In July 1986, the United States announced a new proposal for the comprehensive reform of international agricultural trade as part of what was known as the Uruguay Round of multilateral trade negotiations. The United States asked the more than 90 countries that are members of the world's foremost international trade arrangement, the General Agreement on Tariffs and Trade (GATT), to negotiate as part of a larger package of trade reforms the gradual elimination of all farm subsidies and other policies that cause price, production, trade or other distortions of agricultural markets.

Following the submission of the U.S. proposal, several other proposals were introduced by other countries or by groups of countries. Although these proposals varied widely, initially the vast majority of participants seemed to agree on the idea of moving away from trade-distorting subsidies and toward freer markets. Specifically, the United States sought a commitment for eventual elimination of European farm subsidies and the end of bans by the Japanese and South Koreans on rice imports. However, the negotiations did not run smoothly; as had often been the case in previous attempts to get international agreements cutting farm subsidies, no agreement could be reached by the targeted deadline of December 31, 1990. The negotiations appeared stalled and possibly headed for failure, but in mid-1991 the heads of the major Western industrialized nations recommitted themselves to a successful completion of the Uruguay Round and negotiations continued through early 1992.

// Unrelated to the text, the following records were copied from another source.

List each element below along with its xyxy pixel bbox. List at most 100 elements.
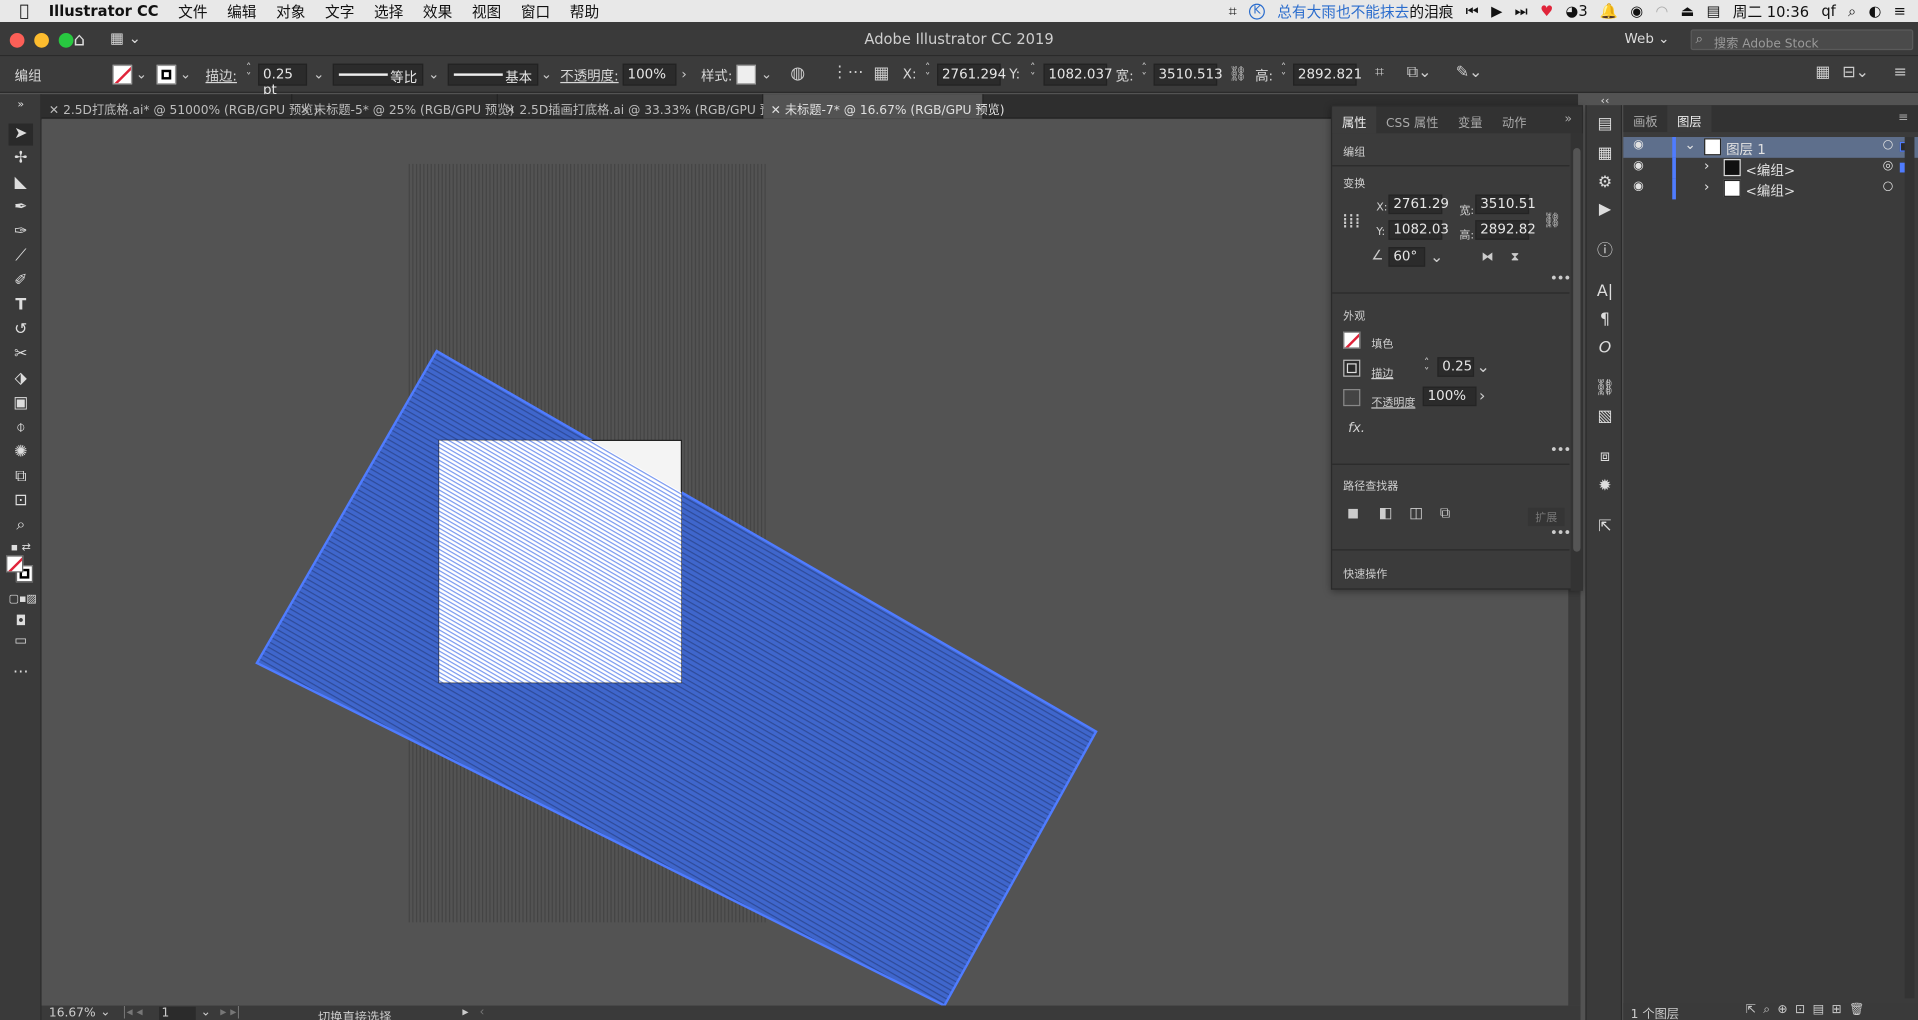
app-menu[interactable]: Illustrator CC [39,2,168,19]
isolate-icon[interactable]: ⧉⌄ [1407,64,1432,82]
height-field[interactable]: 2892.82 [1475,220,1536,240]
stroke-swatch[interactable] [1343,359,1361,377]
layers-menu-icon[interactable]: ≡ [1888,105,1918,132]
unite-icon[interactable]: ◼ [1347,504,1359,521]
opacity-label[interactable]: 不透明度: [560,66,618,86]
x-stepper-icon[interactable]: ˄ ˅ [925,63,931,84]
style-dropdown-icon[interactable]: ⌄ [761,66,772,82]
width-input[interactable]: 3510.513 [1153,63,1223,86]
panel-layout-icon[interactable]: ⊟⌄ [1842,64,1869,82]
artboard-tool-icon[interactable]: ⊡ [9,491,33,513]
expand-chevron-icon[interactable]: › [1704,158,1709,174]
height-stepper-icon[interactable]: ˄ ˅ [1281,63,1287,84]
recolor-icon[interactable]: ◍ [790,64,805,84]
direct-select-arrow-icon[interactable]: ◣ [9,172,33,194]
wechat-icon[interactable]: ◕3 [1565,2,1587,19]
arrange-docs-icon[interactable]: ▦ [1815,64,1830,82]
workspace-select[interactable]: Web ⌄ [1625,31,1670,47]
type-tool-icon[interactable]: T [9,295,33,317]
gradient-tool-icon[interactable]: ▣ [9,393,33,415]
stroke-swatch[interactable] [156,64,177,85]
rotate-angle-field[interactable]: 60° [1388,247,1426,267]
document-info-icon[interactable]: ▧ [1593,406,1617,428]
pen-tool-icon[interactable]: ✒ [9,197,33,219]
brush-dropdown-icon[interactable]: ⌄ [541,66,552,82]
layer-row[interactable]: ◉ ⌄ 图层 1 ○ [1623,137,1918,158]
heart-icon[interactable]: ♥ [1540,2,1553,19]
siri-icon[interactable]: ◐ [1869,2,1882,19]
character-icon[interactable]: A| [1593,281,1617,303]
export-icon[interactable]: ⇱ [1593,516,1617,538]
eye-icon[interactable]: ◉ [1633,180,1644,193]
tab-actions[interactable]: 动作 [1492,106,1536,133]
k-icon[interactable]: K [1249,3,1265,19]
flip-vertical-icon[interactable]: ⧗ [1511,251,1520,264]
eye-icon[interactable]: ◉ [1633,159,1644,172]
layers-scrollbar[interactable] [1904,137,1915,999]
tab-properties[interactable]: 属性 [1332,106,1377,134]
more-options-icon[interactable]: ••• [1550,442,1571,458]
selection-tool-icon[interactable]: ➤ [8,123,34,146]
tab-variables[interactable]: 变量 [1448,106,1492,133]
layer-name[interactable]: <编组> [1746,160,1795,180]
play-icon[interactable]: ▶ [1491,2,1502,19]
stroke-dropdown-icon[interactable]: ⌄ [1477,358,1490,376]
color-mode-icon[interactable]: ▢▪▨ [9,588,37,610]
collapse-arrows-icon[interactable]: ‹‹ [1593,91,1617,113]
status-menu-icon[interactable]: ▸ [462,1006,468,1019]
stroke-label[interactable]: 描边 [1371,365,1393,380]
more-options-icon[interactable]: ••• [1550,270,1571,286]
screen-mode-icon[interactable]: ▭ [9,630,33,652]
flip-horizontal-icon[interactable]: ⧓ [1481,251,1493,264]
transform-icon[interactable]: ⌗ [1375,64,1384,82]
x-field[interactable]: 2761.29 [1388,194,1449,215]
exclude-icon[interactable]: ⧉ [1440,504,1450,522]
more-tools-icon[interactable]: ⋯ [9,662,33,684]
list-icon[interactable]: ≡ [1894,2,1906,19]
links-icon[interactable]: ⛓ [1593,378,1617,400]
opacity-input[interactable]: 100% [622,63,677,86]
stock-search-input[interactable]: 搜索 Adobe Stock [1690,29,1914,51]
scroll-left-icon[interactable]: ‹ [480,1006,485,1019]
angle-dropdown-icon[interactable]: ⌄ [1430,248,1443,266]
stroke-stepper-icon[interactable]: ˄ ˅ [246,63,252,84]
menu-help[interactable]: 帮助 [560,1,609,22]
y-stepper-icon[interactable]: ˄ ˅ [1030,63,1036,84]
fill-label[interactable]: 填色 [1371,335,1393,351]
apple-icon[interactable]:  [0,2,39,20]
eject-icon[interactable]: ⏏ [1681,2,1695,19]
target-icon[interactable]: ○ [1883,180,1894,193]
opacity-arrow-icon[interactable]: › [1479,388,1485,406]
close-icon[interactable]: ✕ [49,104,63,117]
fill-swatch[interactable] [1343,331,1361,349]
next-artboard-icon[interactable]: ▸ ▸| [220,1006,240,1019]
tab-artboards[interactable]: 画板 [1623,105,1667,132]
properties-scrollbar[interactable] [1570,133,1583,591]
eye-icon[interactable]: ◉ [1633,138,1644,151]
rotate-tool-icon[interactable]: ↺ [9,319,33,341]
blend-tool-icon[interactable]: ⧉ [9,466,33,488]
now-playing[interactable]: 总有大雨也不能抹去的泪痕 [1277,1,1453,22]
close-icon[interactable]: ✕ [300,104,314,117]
paragraph-icon[interactable]: ¶ [1593,309,1617,331]
next-track-icon[interactable]: ⏭ [1515,2,1528,20]
opacity-arrow-icon[interactable]: › [681,66,686,82]
asset-export-icon[interactable]: ⚙ [1593,172,1617,194]
layer-name[interactable]: <编组> [1746,181,1795,201]
stroke-label[interactable]: 描边: [206,66,237,86]
variable-width-profile[interactable]: 等比 [332,63,424,86]
panel-collapse-icon[interactable]: » [1555,106,1582,133]
first-artboard-icon[interactable]: |◂ ◂ [122,1006,142,1019]
width-stepper-icon[interactable]: ˄ ˅ [1141,63,1147,84]
menu-file[interactable]: 文件 [168,1,217,22]
opentype-icon[interactable]: O [1593,338,1617,360]
menu-type[interactable]: 文字 [315,1,364,22]
shape-builder-tool-icon[interactable]: ⬗ [9,368,33,390]
close-icon[interactable]: ✕ [505,104,519,117]
stroke-weight-dropdown-icon[interactable]: ⌄ [313,66,324,82]
edit-toolbar-icon[interactable]: ✎⌄ [1456,64,1483,82]
footer-actions-icon[interactable]: ⇱⌕⊕⊡▤⊞🗑 [1746,1003,1872,1016]
symbol-sprayer-tool-icon[interactable]: ✺ [9,442,33,464]
reference-point-icon[interactable]: ⁞⁞⁞ [1342,209,1361,232]
zoom-level[interactable]: 16.67% [49,1007,96,1020]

Meantime, with the federal budget deficits continuing to run at a high level, the U.S. government in 1990 undertook still more efforts to reduce the burden of farm supports on American consumers and taxpayers. Legislation passed by Congress that year provided the opportunity to plant alternative crops or crops other than that for which the farmer has traditionally received deficiency payments, while reducing the acreage qualifying for deficiency payments. It was hoped that this would result in savings of about $10 thousand-million over five years by spurring planting of crops that do not qualify for deficiency payments, and at the same time encouraging environmentally sound crop rotation practices. But high and rigid price supports were retained for certain commodities, and extensive government management of some farm commodity markets continues.